Madonna and Child – Crayon on Paper – Campbell Neil – 1965

I’ve probably studied this piece of art more than any other. I was about seven when my parents acquired and placed it in the living room of the home I grew up in. The artist, Campbell Neil, was a family friend and my father’s insurance agent. He had crafted this wonderful modern Madonna and Child using crayons and paper and this was a true wonder to me at the time. After all I had crayons, the stubs of which I carefully kept in an old Maxwell House coffee can, and this moving work of art had been made using crayons just like mine.

So I spent hours upon hours gazing at this art. I often did so with that old coffee can in front of me carefully trying to replicate just some of the beauty contained in this piece. While I didn’t, except on one or two occasions, try to replicate the subject matter I did try my hand blending the colors and began moving away from the technique used by most seven year old children of making a bold outline and then carefully coloring it in.

Looking back now this may have been the first artwork I ever fully appreciated and learned from. The depth and feeling Mr.
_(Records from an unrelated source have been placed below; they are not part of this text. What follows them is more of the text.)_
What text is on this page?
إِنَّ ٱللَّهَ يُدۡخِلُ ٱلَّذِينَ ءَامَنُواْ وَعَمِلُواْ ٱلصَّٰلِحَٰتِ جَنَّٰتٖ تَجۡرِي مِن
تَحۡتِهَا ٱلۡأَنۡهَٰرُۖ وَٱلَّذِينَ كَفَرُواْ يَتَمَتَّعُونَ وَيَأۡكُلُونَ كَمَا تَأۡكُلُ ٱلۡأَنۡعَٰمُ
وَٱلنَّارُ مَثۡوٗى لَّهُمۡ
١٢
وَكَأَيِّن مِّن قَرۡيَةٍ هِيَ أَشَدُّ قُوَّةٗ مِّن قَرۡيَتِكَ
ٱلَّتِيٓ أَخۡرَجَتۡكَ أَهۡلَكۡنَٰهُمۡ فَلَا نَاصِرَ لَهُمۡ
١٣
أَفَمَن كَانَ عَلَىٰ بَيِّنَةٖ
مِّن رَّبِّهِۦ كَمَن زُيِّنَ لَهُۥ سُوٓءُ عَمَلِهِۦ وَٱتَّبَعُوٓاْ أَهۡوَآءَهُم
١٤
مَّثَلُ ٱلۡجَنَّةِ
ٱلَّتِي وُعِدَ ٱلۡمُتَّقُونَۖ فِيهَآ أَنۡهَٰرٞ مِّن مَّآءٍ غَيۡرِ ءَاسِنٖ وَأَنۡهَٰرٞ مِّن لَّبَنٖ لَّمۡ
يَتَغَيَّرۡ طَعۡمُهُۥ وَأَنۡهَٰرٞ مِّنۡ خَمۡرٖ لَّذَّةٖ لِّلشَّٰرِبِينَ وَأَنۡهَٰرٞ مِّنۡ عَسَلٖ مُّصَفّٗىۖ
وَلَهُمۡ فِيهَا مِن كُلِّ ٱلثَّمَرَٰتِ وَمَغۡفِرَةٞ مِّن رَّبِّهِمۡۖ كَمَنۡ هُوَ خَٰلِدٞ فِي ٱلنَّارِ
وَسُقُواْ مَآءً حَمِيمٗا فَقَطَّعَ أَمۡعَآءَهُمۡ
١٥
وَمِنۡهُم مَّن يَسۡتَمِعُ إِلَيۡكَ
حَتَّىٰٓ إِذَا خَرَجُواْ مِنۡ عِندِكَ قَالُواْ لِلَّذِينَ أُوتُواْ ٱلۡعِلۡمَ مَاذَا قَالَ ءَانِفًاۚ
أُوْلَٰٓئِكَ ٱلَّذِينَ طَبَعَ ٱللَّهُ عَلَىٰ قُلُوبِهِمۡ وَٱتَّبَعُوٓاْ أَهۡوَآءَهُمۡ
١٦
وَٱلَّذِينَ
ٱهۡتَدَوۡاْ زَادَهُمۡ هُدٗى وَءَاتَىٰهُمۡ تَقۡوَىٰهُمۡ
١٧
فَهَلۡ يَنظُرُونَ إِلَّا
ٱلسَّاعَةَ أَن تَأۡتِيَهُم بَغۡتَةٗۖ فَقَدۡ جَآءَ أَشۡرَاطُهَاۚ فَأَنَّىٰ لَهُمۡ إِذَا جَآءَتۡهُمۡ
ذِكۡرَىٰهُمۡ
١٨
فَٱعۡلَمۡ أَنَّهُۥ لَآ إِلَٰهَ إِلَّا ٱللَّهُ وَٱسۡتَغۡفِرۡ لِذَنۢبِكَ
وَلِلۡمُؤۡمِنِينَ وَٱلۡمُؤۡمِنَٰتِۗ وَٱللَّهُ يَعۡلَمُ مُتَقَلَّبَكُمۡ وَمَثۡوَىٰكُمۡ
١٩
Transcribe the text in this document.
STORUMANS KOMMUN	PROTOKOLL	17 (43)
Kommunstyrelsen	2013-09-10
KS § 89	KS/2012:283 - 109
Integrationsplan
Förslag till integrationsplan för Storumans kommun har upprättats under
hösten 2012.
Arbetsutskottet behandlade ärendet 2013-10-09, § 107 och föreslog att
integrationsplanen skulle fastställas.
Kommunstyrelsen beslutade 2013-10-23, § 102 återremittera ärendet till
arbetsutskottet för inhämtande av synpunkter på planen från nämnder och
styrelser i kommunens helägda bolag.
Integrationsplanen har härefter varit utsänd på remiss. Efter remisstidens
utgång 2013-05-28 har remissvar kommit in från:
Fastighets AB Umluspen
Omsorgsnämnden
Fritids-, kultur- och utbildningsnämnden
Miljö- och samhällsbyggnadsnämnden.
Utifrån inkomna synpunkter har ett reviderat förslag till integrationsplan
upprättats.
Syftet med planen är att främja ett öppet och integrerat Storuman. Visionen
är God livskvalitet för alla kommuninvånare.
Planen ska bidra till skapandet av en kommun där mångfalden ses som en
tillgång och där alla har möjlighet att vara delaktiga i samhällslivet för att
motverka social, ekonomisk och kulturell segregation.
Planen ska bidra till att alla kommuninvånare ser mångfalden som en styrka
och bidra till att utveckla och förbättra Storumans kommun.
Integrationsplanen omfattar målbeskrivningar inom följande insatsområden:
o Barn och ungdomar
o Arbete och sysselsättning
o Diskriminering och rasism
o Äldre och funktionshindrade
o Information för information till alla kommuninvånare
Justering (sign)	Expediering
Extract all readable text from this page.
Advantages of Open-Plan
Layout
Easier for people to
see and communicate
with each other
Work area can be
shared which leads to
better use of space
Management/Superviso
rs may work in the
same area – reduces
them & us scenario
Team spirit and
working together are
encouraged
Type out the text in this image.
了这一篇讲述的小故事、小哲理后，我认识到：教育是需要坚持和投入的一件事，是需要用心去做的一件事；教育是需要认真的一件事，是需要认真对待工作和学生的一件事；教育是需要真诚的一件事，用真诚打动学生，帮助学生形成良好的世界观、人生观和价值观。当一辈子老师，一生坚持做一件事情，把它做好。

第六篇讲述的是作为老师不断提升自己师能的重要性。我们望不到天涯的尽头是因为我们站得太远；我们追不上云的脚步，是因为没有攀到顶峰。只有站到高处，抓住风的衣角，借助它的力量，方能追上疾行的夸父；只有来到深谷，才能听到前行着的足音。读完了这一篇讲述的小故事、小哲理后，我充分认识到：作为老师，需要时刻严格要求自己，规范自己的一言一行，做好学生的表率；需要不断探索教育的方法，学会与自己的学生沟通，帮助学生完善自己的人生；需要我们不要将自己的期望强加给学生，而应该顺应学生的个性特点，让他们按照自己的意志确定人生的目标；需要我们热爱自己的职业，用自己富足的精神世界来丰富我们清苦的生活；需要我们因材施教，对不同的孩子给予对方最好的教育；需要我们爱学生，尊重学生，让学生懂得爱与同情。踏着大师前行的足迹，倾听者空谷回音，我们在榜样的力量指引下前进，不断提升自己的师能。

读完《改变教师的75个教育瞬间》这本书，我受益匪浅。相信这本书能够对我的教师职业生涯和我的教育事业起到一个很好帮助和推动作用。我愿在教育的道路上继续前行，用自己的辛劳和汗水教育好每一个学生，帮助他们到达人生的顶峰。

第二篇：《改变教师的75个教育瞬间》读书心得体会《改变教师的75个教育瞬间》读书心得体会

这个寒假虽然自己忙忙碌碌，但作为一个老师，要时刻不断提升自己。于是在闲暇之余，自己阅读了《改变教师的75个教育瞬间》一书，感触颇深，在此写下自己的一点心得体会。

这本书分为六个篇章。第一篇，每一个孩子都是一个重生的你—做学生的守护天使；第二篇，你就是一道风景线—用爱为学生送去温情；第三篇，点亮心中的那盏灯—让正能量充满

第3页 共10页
Neil obtained using his economic lines and subtle shading had a lasting impression on me.

Campbell Neil was a kind and gentle man and these traits come across in his work. I remember when my father died in 1979 Mr. Neil was one of the first people to come to the house. He came not as my dad’s insurance agent, although he was, but he came as friend. His calmness was a welcome relief from the chaos my family was experiencing having just lost our father quite suddenly at the age of 52. We knew he shared our feeling of loss and his presence was a comfort just as the artwork he had so carefully crafted and which was hanging in the living room always had been for me.

Mr. Neil himself passed away a number of years ago but I thought of him last week as I once again studied this amazing work of art. It still hangs in my mother’s living room. It’s now a different house than the one I grew up in and in a different state but having the Madonna and Child hanging there certainly helped make it feel like home.